Actuellement, les demandeurs d’emploi issus d’une rupture conventionnelle sont logés à la même enseigne que les autres chômeurs. A l’avenir, ceux de moins de 55 ans pourraient percevoir leurs allocations pendant 15 mois au lieu de 18. Pour les plus de 55 ans, la durée passerait à 20,5 mois, soit une réduction de 2 à 7 mois. L’objectif affiché par les signataires est de favoriser un retour plus rapide à l’emploi. Pour cela, un accompagnement personnalisé renforcé est prévu, avec une possibilité de dérogation pour les seniors. Ces derniers pourront demander une prolongation de leur indemnisation, qui sera validée ou non par France Travail, précise RMC.

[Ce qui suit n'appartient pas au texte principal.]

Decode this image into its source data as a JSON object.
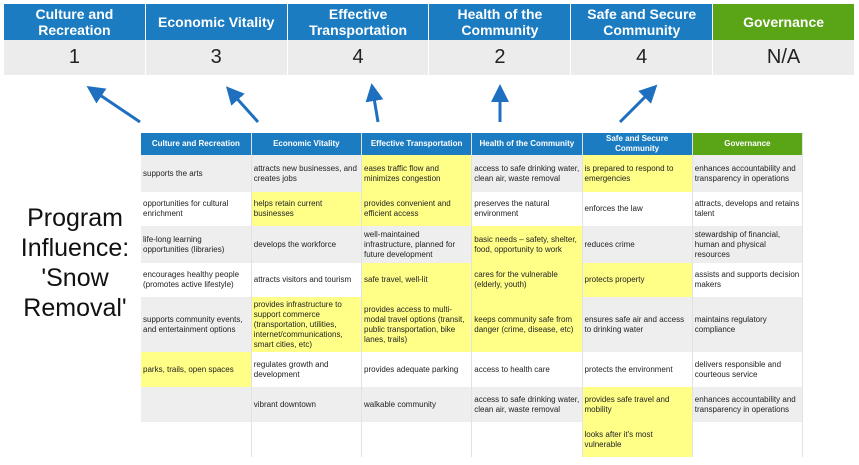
{
  "summary": {
    "categories": [
      "Culture and Recreation",
      "Economic Vitality",
      "Effective Transportation",
      "Health of the Community",
      "Safe and Secure Community",
      "Governance"
    ],
    "scores": [
      "1",
      "3",
      "4",
      "2",
      "4",
      "N/A"
    ]
  },
  "program_label": "Program Influence: 'Snow Removal'",
  "colors": {
    "header_blue": "#1b7cc2",
    "governance_green": "#5aa516",
    "highlight_yellow": "#ffff88",
    "arrow_blue": "#1f6fc0"
  },
  "table": {
    "headers": [
      "Culture and Recreation",
      "Economic Vitality",
      "Effective Transportation",
      "Health of the Community",
      "Safe and Secure Community",
      "Governance"
    ],
    "rows": [
      [
        "supports the arts",
        "attracts new businesses, and creates jobs",
        "eases traffic flow and minimizes congestion",
        "access to safe drinking water, clean air, waste removal",
        "is prepared to respond to emergencies",
        "enhances accountability and transparency in operations"
      ],
      [
        "opportunities for cultural enrichment",
        "helps retain current businesses",
        "provides convenient and efficient access",
        "preserves the natural environment",
        "enforces the law",
        "attracts, develops and retains talent"
      ],
      [
        "life-long learning opportunities (libraries)",
        "develops the workforce",
        "well-maintained infrastructure, planned for future development",
        "basic needs – safety, shelter, food, opportunity to work",
        "reduces crime",
        "stewardship of financial, human and physical resources"
      ],
      [
        "encourages healthy people (promotes active lifestyle)",
        "attracts visitors and tourism",
        "safe travel, well-lit",
        "cares for the vulnerable (elderly, youth)",
        "protects property",
        "assists and supports decision makers"
      ],
      [
        "supports community events, and entertainment options",
        "provides infrastructure to support commerce (transportation, utilities, internet/communications, smart cities, etc)",
        "provides access to multi-modal travel options (transit, public transportation, bike lanes, trails)",
        "keeps community safe from danger (crime, disease, etc)",
        "ensures safe air and access to drinking water",
        "maintains regulatory compliance"
      ],
      [
        "parks, trails, open spaces",
        "regulates growth and development",
        "provides adequate parking",
        "access to health care",
        "protects the environment",
        "delivers responsible and courteous service"
      ],
      [
        "",
        "vibrant downtown",
        "walkable community",
        "access to safe drinking water, clean air, waste removal",
        "provides safe travel and mobility",
        "enhances accountability and transparency in operations"
      ],
      [
        "",
        "",
        "",
        "",
        "looks after it's most vulnerable",
        ""
      ]
    ],
    "highlighted": [
      [
        2,
        4
      ],
      [
        1,
        2
      ],
      [
        3
      ],
      [
        2,
        3,
        4
      ],
      [
        1,
        2,
        3
      ],
      [
        0
      ],
      [
        4
      ],
      [
        4
      ]
    ]
  }
}
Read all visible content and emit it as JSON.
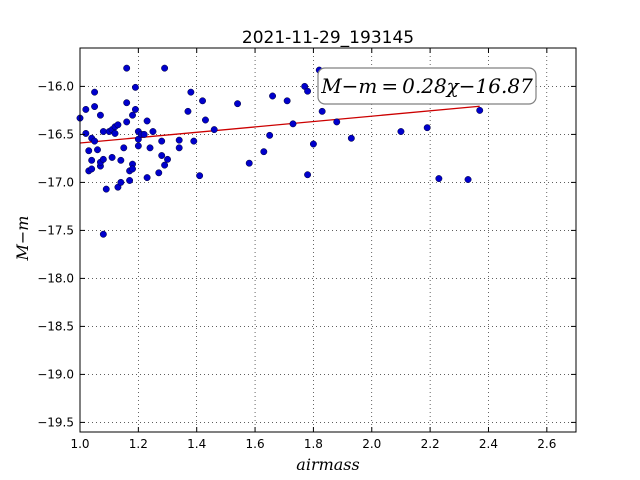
{
  "chart_data": {
    "type": "scatter",
    "title": "2021-11-29_193145",
    "xlabel": "airmass",
    "ylabel": "M−m",
    "xlim": [
      1.0,
      2.7
    ],
    "ylim": [
      -19.6,
      -15.6
    ],
    "x_ticks": [
      1.0,
      1.2,
      1.4,
      1.6,
      1.8,
      2.0,
      2.2,
      2.4,
      2.6
    ],
    "x_tick_labels": [
      "1.0",
      "1.2",
      "1.4",
      "1.6",
      "1.8",
      "2.0",
      "2.2",
      "2.4",
      "2.6"
    ],
    "y_ticks": [
      -16.0,
      -16.5,
      -17.0,
      -17.5,
      -18.0,
      -18.5,
      -19.0,
      -19.5
    ],
    "y_tick_labels": [
      "−16.0",
      "−16.5",
      "−17.0",
      "−17.5",
      "−18.0",
      "−18.5",
      "−19.0",
      "−19.5"
    ],
    "grid": true,
    "point_color": "#0000cc",
    "fit_color": "#cc0000",
    "points": [
      [
        1.0,
        -16.33
      ],
      [
        1.02,
        -16.24
      ],
      [
        1.02,
        -16.49
      ],
      [
        1.03,
        -16.67
      ],
      [
        1.03,
        -16.88
      ],
      [
        1.04,
        -16.54
      ],
      [
        1.04,
        -16.77
      ],
      [
        1.04,
        -16.86
      ],
      [
        1.05,
        -16.06
      ],
      [
        1.05,
        -16.21
      ],
      [
        1.05,
        -16.57
      ],
      [
        1.06,
        -16.66
      ],
      [
        1.07,
        -16.83
      ],
      [
        1.07,
        -16.79
      ],
      [
        1.08,
        -16.76
      ],
      [
        1.07,
        -16.3
      ],
      [
        1.08,
        -16.47
      ],
      [
        1.08,
        -17.54
      ],
      [
        1.09,
        -17.07
      ],
      [
        1.1,
        -16.47
      ],
      [
        1.11,
        -16.45
      ],
      [
        1.11,
        -16.74
      ],
      [
        1.12,
        -16.49
      ],
      [
        1.12,
        -16.42
      ],
      [
        1.13,
        -16.4
      ],
      [
        1.13,
        -17.05
      ],
      [
        1.14,
        -16.77
      ],
      [
        1.14,
        -17.0
      ],
      [
        1.15,
        -16.64
      ],
      [
        1.16,
        -15.81
      ],
      [
        1.16,
        -16.17
      ],
      [
        1.16,
        -16.37
      ],
      [
        1.17,
        -16.98
      ],
      [
        1.17,
        -16.88
      ],
      [
        1.18,
        -16.3
      ],
      [
        1.18,
        -16.81
      ],
      [
        1.18,
        -16.86
      ],
      [
        1.19,
        -16.01
      ],
      [
        1.19,
        -16.24
      ],
      [
        1.2,
        -16.47
      ],
      [
        1.2,
        -16.55
      ],
      [
        1.2,
        -16.62
      ],
      [
        1.21,
        -16.5
      ],
      [
        1.22,
        -16.5
      ],
      [
        1.23,
        -16.36
      ],
      [
        1.23,
        -16.95
      ],
      [
        1.24,
        -16.64
      ],
      [
        1.25,
        -16.47
      ],
      [
        1.27,
        -16.9
      ],
      [
        1.28,
        -16.57
      ],
      [
        1.29,
        -15.81
      ],
      [
        1.28,
        -16.72
      ],
      [
        1.29,
        -16.82
      ],
      [
        1.3,
        -16.76
      ],
      [
        1.34,
        -16.56
      ],
      [
        1.34,
        -16.64
      ],
      [
        1.37,
        -16.26
      ],
      [
        1.38,
        -16.06
      ],
      [
        1.39,
        -16.57
      ],
      [
        1.41,
        -16.93
      ],
      [
        1.42,
        -16.15
      ],
      [
        1.43,
        -16.35
      ],
      [
        1.46,
        -16.45
      ],
      [
        1.54,
        -16.18
      ],
      [
        1.58,
        -16.8
      ],
      [
        1.63,
        -16.68
      ],
      [
        1.65,
        -16.51
      ],
      [
        1.66,
        -16.1
      ],
      [
        1.71,
        -16.15
      ],
      [
        1.73,
        -16.39
      ],
      [
        1.77,
        -16.0
      ],
      [
        1.78,
        -16.05
      ],
      [
        1.78,
        -16.92
      ],
      [
        1.8,
        -16.6
      ],
      [
        1.82,
        -15.83
      ],
      [
        1.83,
        -16.26
      ],
      [
        1.88,
        -16.37
      ],
      [
        1.93,
        -16.54
      ],
      [
        2.1,
        -16.47
      ],
      [
        2.19,
        -16.43
      ],
      [
        2.23,
        -16.96
      ],
      [
        2.33,
        -16.97
      ],
      [
        2.37,
        -16.25
      ]
    ],
    "fit": {
      "slope": 0.28,
      "intercept": -16.87,
      "x_range": [
        1.0,
        2.37
      ]
    },
    "annotation": "M−m = 0.28χ−16.87"
  }
}
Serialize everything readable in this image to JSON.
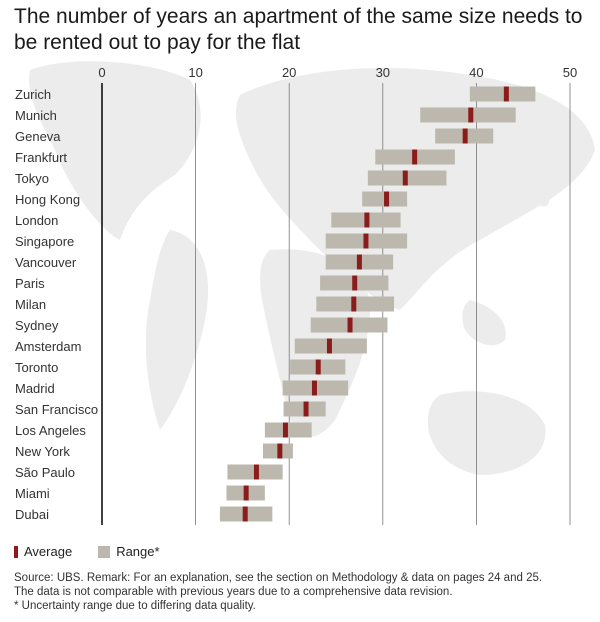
{
  "chart_data": {
    "type": "range-bar",
    "title": "The number of years an apartment of the same size needs to be rented out to pay for the flat",
    "xlim": [
      0,
      50
    ],
    "xticks": [
      0,
      10,
      20,
      30,
      40,
      50
    ],
    "tick_labels": [
      "0",
      "10",
      "20",
      "30",
      "40",
      "50"
    ],
    "grid": true,
    "legend": {
      "average_label": "Average",
      "range_label": "Range*"
    },
    "colors": {
      "range": "#bdb8ad",
      "average": "#8b1c1c",
      "axis": "#111111",
      "grid": "#777777"
    },
    "categories": [
      "Zurich",
      "Munich",
      "Geneva",
      "Frankfurt",
      "Tokyo",
      "Hong Kong",
      "London",
      "Singapore",
      "Vancouver",
      "Paris",
      "Milan",
      "Sydney",
      "Amsterdam",
      "Toronto",
      "Madrid",
      "San Francisco",
      "Los Angeles",
      "New York",
      "São Paulo",
      "Miami",
      "Dubai"
    ],
    "series": [
      {
        "name": "Range*",
        "low": [
          39.3,
          34.0,
          35.6,
          29.2,
          28.4,
          27.8,
          24.5,
          23.9,
          23.9,
          23.3,
          22.9,
          22.3,
          20.6,
          20.1,
          19.3,
          19.4,
          17.4,
          17.2,
          13.4,
          13.3,
          12.6
        ],
        "high": [
          46.3,
          44.2,
          41.8,
          37.7,
          36.8,
          32.6,
          31.9,
          32.6,
          31.1,
          30.6,
          31.2,
          30.5,
          28.3,
          26.0,
          26.3,
          23.9,
          22.4,
          20.4,
          19.3,
          17.4,
          18.2
        ]
      },
      {
        "name": "Average",
        "values": [
          43.2,
          39.4,
          38.8,
          33.4,
          32.4,
          30.4,
          28.3,
          28.2,
          27.5,
          27.0,
          26.9,
          26.5,
          24.3,
          23.1,
          22.7,
          21.8,
          19.6,
          19.0,
          16.5,
          15.4,
          15.3
        ]
      }
    ]
  },
  "legend": {
    "average": "Average",
    "range": "Range*"
  },
  "source": {
    "line1": "Source: UBS. Remark: For an explanation, see the section on Methodology & data on pages 24 and 25.",
    "line2": "The data is not comparable with previous years due to a comprehensive data revision.",
    "line3": "* Uncertainty range due to differing data quality."
  }
}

940 millions d’euros d’économies

Selon le patronat, cette réforme pourrait permettre 940 millions d’euros d’économies à terme, soit presque le double de ce que demandait initialement le gouvernement. Le négociateur du Medef, Hubert Mongon, s’est félicité d’une «approche de droits et de devoirs assumés». «Il était très important pour nous de ne pas casser l’outil ruptures conventionnelles individuelles, qui est plébiscité par les salariés et les entreprises, prioritairement les petites entreprises», a-t-il indiqué.

Malgré l’accord, le projet ne fait pas l’unanimité. Certains syndicats dénoncent un durcissement excessif des règles qui pénaliserait les salariés concernés. Le débat reste donc ouvert jusqu’à la date limite du 23 mars.